„Die Aufgabe des Schaffenden besteht darin, Gesetze aufzustellen, und nicht, Gesetzen zu folgen“, dekretierte Ferruccio Busoni 1916 in seiner „Ästhetik der Tonkunst“. Tatsächlich: Die Musik dieses schweizerisch-italienischen Trios scheint dem kategorischen Imperativ des streitbaren Komponisten, Pianisten und Rebellen zu folgen. Nach ihren eigenen Gesetzen zelebrieren Gitarrist Franz Hellmüller, Bassist Stefano Risso und Schlagzeuger Marco Zanoli ihre weitgehend freie Musik, ohne auf den Zug vorgefertigter Traditionsmuster aufzuspringen. Deren Spurenelemente aber irrlichtern durch diese eng verzahnten Trialoge, doch destillieren die drei im milden Fluss der Ereignisse etwas ganz und gar Eigenes daraus. Gleichberechtigt ausgewogen, nuanciert und in höchster Detailschärfe entwickeln sie ihren faszinierenden Kosmos.
Die Gitarre ist im modernen Jazz mehr an das Auftreten Einzelner gebunden als jedes andere zentrale Instrument. Die Finger zweier Hände reichen, um die wirklich Großen aufzuzählen. Stets präsent zwar, wurde sie auf dem langen Weg vom Blues zu Bebop und Free irgendwie marginalisiert. Das änderte sich nachdrücklich und flächendeckend, als Miles Davis Ende der Sechziger seine Instrumente an Verstärker anschloss und zur gleichen Zeit James Marshall Hendrix die Berührungsängste zum anderen Lager ein für allemal überwand. Seither ist die Gitarre reformiert und ein unüberschaubares Heer übertraf sich im Höher-Schneller-Weiter. Jazz-Rock hieß die inzwischen müde Parole. Doch was aktuelle Abweichler und Innovatoren angeht, gilt wie selten im aktuellen Jazz: Nie war die Gitarre so wertvoll wie heute. Allenthalben dieses Spielen mit den Stilen, doch nur in den besten Fällen ihr Aufbrechen hin zu etwas wirklich Neuem, das in der momentanen Unübersichtlichkeit des Genres Maßstäbe und neue Haltepunkte zu setzen vermag.
Dieses telepathisch agierende Trio ist ein solcher Fall. Spontane Changes bestimmen oftmals die Chorusse, in weiten Bögen wird mit dem Ausgangsmaterial gespielt, jeder erspürt in diesem konzentrierten Instant Composing traumwandlerisch, was der Moment braucht, um die Energie wachzuhalten. Das kommt aus ohne brachiale Gesten und das Muskelspiel der Egomanen, das muss seine Patterns nicht überstrapazieren.

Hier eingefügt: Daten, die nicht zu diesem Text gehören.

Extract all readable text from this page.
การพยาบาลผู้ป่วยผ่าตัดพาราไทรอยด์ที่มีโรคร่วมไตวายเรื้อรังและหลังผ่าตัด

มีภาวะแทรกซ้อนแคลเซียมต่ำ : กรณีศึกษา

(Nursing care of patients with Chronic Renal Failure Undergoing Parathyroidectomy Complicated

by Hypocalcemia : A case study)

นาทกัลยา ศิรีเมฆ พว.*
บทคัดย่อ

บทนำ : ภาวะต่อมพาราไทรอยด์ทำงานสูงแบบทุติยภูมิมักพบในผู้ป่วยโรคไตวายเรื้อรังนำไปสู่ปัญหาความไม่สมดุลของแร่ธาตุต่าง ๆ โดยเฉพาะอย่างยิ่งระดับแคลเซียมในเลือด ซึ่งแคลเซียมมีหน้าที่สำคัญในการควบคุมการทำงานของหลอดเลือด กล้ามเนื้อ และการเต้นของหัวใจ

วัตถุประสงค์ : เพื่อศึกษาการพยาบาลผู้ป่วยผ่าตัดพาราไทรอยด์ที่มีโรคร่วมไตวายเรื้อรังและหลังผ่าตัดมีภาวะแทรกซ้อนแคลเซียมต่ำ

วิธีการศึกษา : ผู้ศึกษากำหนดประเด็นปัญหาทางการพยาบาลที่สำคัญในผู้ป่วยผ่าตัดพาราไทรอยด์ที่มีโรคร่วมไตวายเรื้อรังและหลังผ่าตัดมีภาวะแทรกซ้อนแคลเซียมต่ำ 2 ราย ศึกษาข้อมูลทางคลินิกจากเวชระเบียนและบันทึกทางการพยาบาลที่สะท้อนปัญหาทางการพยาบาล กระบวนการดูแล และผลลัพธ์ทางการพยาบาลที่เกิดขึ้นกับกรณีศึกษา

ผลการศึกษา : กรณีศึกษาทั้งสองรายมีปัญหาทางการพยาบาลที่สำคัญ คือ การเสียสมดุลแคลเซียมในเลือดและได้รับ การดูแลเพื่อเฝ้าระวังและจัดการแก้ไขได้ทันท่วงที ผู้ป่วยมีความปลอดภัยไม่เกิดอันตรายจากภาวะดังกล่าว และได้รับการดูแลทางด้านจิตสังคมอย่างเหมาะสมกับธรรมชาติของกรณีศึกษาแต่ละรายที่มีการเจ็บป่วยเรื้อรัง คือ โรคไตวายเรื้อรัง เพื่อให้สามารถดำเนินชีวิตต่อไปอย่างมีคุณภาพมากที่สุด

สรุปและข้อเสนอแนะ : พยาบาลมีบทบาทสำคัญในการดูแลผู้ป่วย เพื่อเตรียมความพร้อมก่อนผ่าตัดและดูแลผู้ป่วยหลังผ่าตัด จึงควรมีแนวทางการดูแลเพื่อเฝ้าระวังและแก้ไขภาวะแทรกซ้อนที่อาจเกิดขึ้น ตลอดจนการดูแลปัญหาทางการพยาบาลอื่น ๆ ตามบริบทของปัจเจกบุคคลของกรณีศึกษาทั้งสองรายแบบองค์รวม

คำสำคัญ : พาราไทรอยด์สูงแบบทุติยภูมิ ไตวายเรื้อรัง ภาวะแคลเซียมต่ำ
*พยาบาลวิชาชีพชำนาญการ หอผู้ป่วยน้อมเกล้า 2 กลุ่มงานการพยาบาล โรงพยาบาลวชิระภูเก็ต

Also reißt diese Musik nicht ein, sondern lässt im Gegenteil etwas entstehen, das von immenser Tragfähigkeit ist. Dazu nimmt man sich Zeit, um eben darum dem Hörer welche zu schenken. Alles fließt, als müsste es genau so sein, und ergibt eine wundervolle Fortführung der hoch gelobten Doppel-CD „waitung for you“ aus dem Jahre 2011. Man ist nah beieinander in einer ganz und gar gemeinsamen Sprache. Keiner muss hier ausbrechen oder autoritär werden. Stattdessen wird gemeinsam vorangeschritten in subtilen Interaktionen, deren immanente Logik sich unaufdringlich überträgt. Man muss sich den Hellmüller-Risso-Zanoli-Hörer als glücklichen Menschen vorstellen …
Er ist eingeladen mit dieser faszinierenden Band ins Offene aufzubrechen. Sanfte Impulse, sich nie verselbstständigende und gerade deswegen so verblüffende instrumentale Fertigkeiten aller, die nicht überrumpeln wollen, sondern aus der nur scheinbaren Ruhe ihre magische Kraft entwickeln. Soll man „9volte9“ jetzt schon ein künftiges Referenzstück für das Format Gitarre-Bass-Schlagzeug nennen oder vielmehr den Gesamtorganismus feiern, aus dessen Zentrum es sich herausschält? Diese Reise nach „Norsten“ ist ein großes Geben und Nehmen, ein kurzweiliger Trip durchs Wunderland zwischen Tempoforcierung und Innehalt: berauschend, unvorhersehbar und auf der Höhe der Zeit.